Good luck with the biopsy. I needed one too before the diagnosis could be clarified. All the best! Helen
Just to add to all of the excellent advice- there is a guide for 'younger women' written by all of the ovarian cancer charities and with a lot of input from women who have been where you are now - there's a link to it on the right hand side of this page. It can be downloaded from each of the charities websites or a free copy can also be ordered from each- Ovacome, Target Ovarian Cancer, Eve Appeal, Ovarian Cancer Action. There is a section in it specifically for those with young children.
Both Ovacome and Target have excellent info on their websites about questions you might find useful to ask and I can thoroughly recommend TOCs booklet 'What happens next?' to anyone newly diagnosed as it has support not just with the medical side but also about the emotional and practical impact as well as some great links. Again it can be downloaded or ordered for free...

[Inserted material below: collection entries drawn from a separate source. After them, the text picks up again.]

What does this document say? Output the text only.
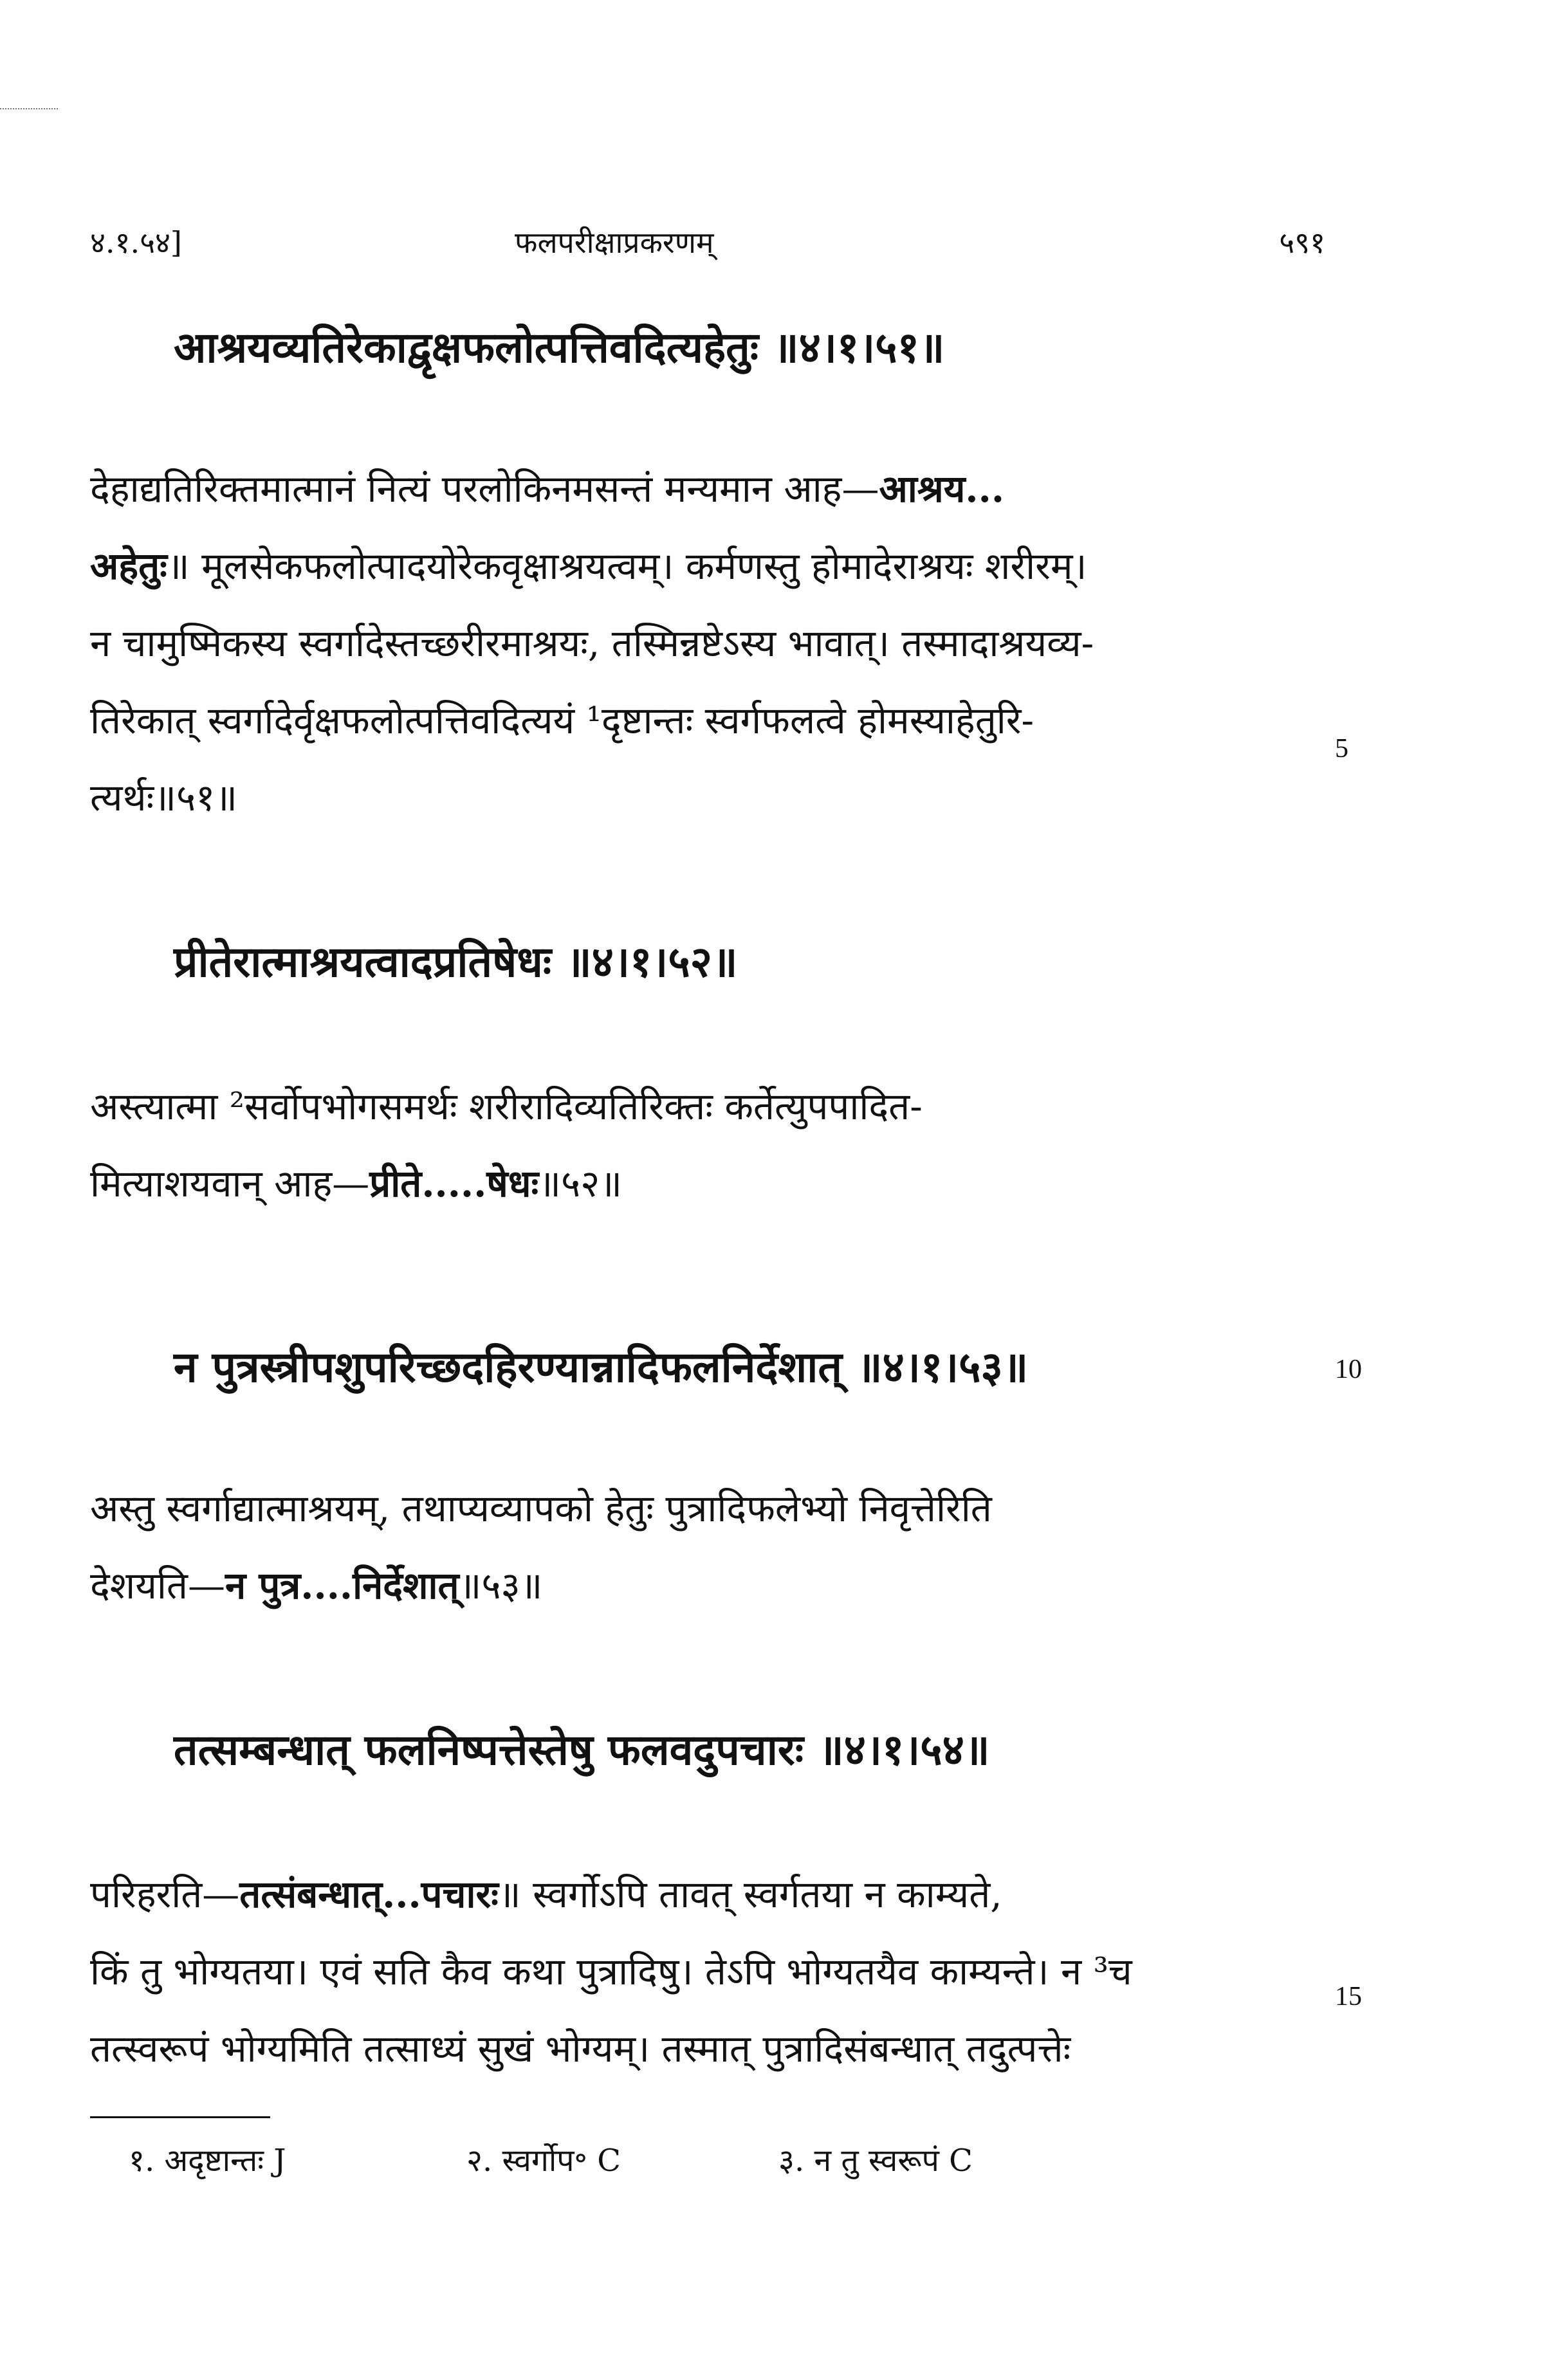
४.१.५४]	फलपरीक्षाप्रकरणम्	५९१
आश्रयव्यतिरेकाद्वृक्षफलोत्पत्तिवदित्यहेतुः ॥४।१।५१॥
देहाद्यतिरिक्तमात्मानं नित्यं परलोकिनमसन्तं मन्यमान आह—आश्रय...
अहेतुः॥ मूलसेकफलोत्पादयोरेकवृक्षाश्रयत्वम्। कर्मणस्तु होमादेराश्रयः शरीरम्।
न चामुष्मिकस्य स्वर्गादेस्तच्छरीरमाश्रयः, तस्मिन्नष्टेऽस्य भावात्। तस्मादाश्रयव्य-
तिरेकात् स्वर्गादेर्वृक्षफलोत्पत्तिवदित्ययं ¹दृष्टान्तः स्वर्गफलत्वे होमस्याहेतुरि-
त्यर्थः॥५१॥
5
प्रीतेरात्माश्रयत्वादप्रतिषेधः ॥४।१।५२॥
अस्त्यात्मा ²सर्वोपभोगसमर्थः शरीरादिव्यतिरिक्तः कर्तेत्युपपादित-
मित्याशयवान् आह—प्रीते.....षेधः॥५२॥
न पुत्रस्त्रीपशुपरिच्छदहिरण्यान्नादिफलनिर्देशात् ॥४।१।५३॥	10
अस्तु स्वर्गाद्यात्माश्रयम्, तथाप्यव्यापको हेतुः पुत्रादिफलेभ्यो निवृत्तेरिति
देशयति—न पुत्र....निर्देशात्॥५३॥
तत्सम्बन्धात् फलनिष्पत्तेस्तेषु फलवदुपचारः ॥४।१।५४॥
परिहरति—तत्संबन्धात्...पचारः॥ स्वर्गोऽपि तावत् स्वर्गतया न काम्यते,
किं तु भोग्यतया। एवं सति कैव कथा पुत्रादिषु। तेऽपि भोग्यतयैव काम्यन्ते। न ³च
तत्स्वरूपं भोग्यमिति तत्साध्यं सुखं भोग्यम्। तस्मात् पुत्रादिसंबन्धात् तदुत्पत्तेः
15
१. अदृष्टान्तः J	२. स्वर्गोप॰ C	३. न तु स्वरूपं C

Wishing you hope and strength, Sx
Hi Linda,
Im older than you and when I was first diagnosed I got on the phone to my best friend crying saying ,look after my kids.

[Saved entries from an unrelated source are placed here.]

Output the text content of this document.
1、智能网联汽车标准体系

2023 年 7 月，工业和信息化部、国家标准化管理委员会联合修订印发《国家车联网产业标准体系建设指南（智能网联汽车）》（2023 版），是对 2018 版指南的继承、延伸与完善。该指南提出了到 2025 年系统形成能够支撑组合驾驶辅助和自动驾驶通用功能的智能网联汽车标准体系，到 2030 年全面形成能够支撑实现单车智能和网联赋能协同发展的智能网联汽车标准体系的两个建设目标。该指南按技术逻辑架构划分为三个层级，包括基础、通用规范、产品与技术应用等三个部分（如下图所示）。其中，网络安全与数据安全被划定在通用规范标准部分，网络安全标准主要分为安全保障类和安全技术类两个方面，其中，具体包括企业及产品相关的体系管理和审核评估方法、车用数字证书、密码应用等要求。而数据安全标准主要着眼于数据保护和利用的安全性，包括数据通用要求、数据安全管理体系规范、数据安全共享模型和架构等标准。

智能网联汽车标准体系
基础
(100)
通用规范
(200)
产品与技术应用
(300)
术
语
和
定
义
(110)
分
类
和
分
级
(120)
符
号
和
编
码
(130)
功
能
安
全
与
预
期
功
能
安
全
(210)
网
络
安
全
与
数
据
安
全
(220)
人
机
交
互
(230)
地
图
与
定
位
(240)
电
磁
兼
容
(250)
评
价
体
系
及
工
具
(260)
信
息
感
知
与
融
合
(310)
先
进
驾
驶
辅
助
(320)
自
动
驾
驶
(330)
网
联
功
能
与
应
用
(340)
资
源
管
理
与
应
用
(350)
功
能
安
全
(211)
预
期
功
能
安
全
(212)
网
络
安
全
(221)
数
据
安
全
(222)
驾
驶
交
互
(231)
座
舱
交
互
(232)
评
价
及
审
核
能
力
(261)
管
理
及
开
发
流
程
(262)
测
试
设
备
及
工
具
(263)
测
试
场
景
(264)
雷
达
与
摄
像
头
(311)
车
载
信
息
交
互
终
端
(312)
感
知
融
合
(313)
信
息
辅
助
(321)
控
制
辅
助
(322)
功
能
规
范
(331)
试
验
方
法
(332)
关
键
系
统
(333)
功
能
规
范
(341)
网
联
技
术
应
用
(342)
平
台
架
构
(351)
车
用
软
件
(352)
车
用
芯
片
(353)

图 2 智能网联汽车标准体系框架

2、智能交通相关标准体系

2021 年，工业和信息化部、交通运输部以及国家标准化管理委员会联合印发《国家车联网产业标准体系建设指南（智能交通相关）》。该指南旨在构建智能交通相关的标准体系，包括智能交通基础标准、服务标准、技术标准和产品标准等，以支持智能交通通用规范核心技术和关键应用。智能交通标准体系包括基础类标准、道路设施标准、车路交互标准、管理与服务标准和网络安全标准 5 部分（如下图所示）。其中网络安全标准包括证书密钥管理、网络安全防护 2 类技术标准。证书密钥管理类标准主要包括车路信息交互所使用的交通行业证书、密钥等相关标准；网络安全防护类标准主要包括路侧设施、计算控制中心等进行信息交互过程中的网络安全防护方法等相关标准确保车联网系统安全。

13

They were 27 and 25 at the time, but that is what first comes into our mind, no matter how old they are.
Nearly 2 years on from diagnosis I am NED and not having any treatment,just to let you know you can get through this and in your dark moments we will be here for you,
Lots of love
Carole xxx
Hi Linda
I just want to assure you that you are not alone with a PPC diagnosis. I was diagnosed with stage 3c over 5 years ago. I just had chemo and stayed in remission until this year when it appears I have a recurrence. Scan next week will confirm and then more chemo will follow. Although most people have heard of Ovarian cancer not many have heard of Peritoneal. This is because it is much rarer although with same symptoms and treatment. I only discovered this site early last year and I was very glad to join. The ladies are so helpful and it is great that PPC women can find a great welcome here.
You are so much younger than me so there is a younger women guide you should look at on this site. You have already got lots of good advice from the ladies already. I can only assure you on the chemo end of things. It is tough but very doable. I felt really positive and in a fighting spirit when I was going through it. You will get lots of practical tips here . You will find that when you have been given a treatment plan you will feel more positive. I do wish you all the best and if you need to know anything just put up a post or call Ovacome.
XXX
Hopefully you will get comfort and reassurance from the replies. You aren't alone with this.
I've replied to your last mail. Let me know if you need anything at all. Hugs xo
Hi lindy.... When I got the news I was devastated. I started chemo january 27 for 3 rounds of chemo, then surgery, then 3 more rounds of preventive chemo, which was really hard on me, I will not lie. My last treatment was August 15 and I'm trying to gain strength and stamina back. I made it through because of my children and you will too. Try to keep positive . there will be days where that is next to impossible, but is doable. My ca125 when diagnosed was 25,000. They stop counting at 25,000. It is now at normal levels. There is hope even at stage 3.
Hi Linda,
I have just rejoined the blog. I was stage 3 cancer 5 and a half years ago. I had 2 sets of chemo and had my stomach removed. I am now perfectly fit with plenty of energy. Keep fighting the fight .... it will work out.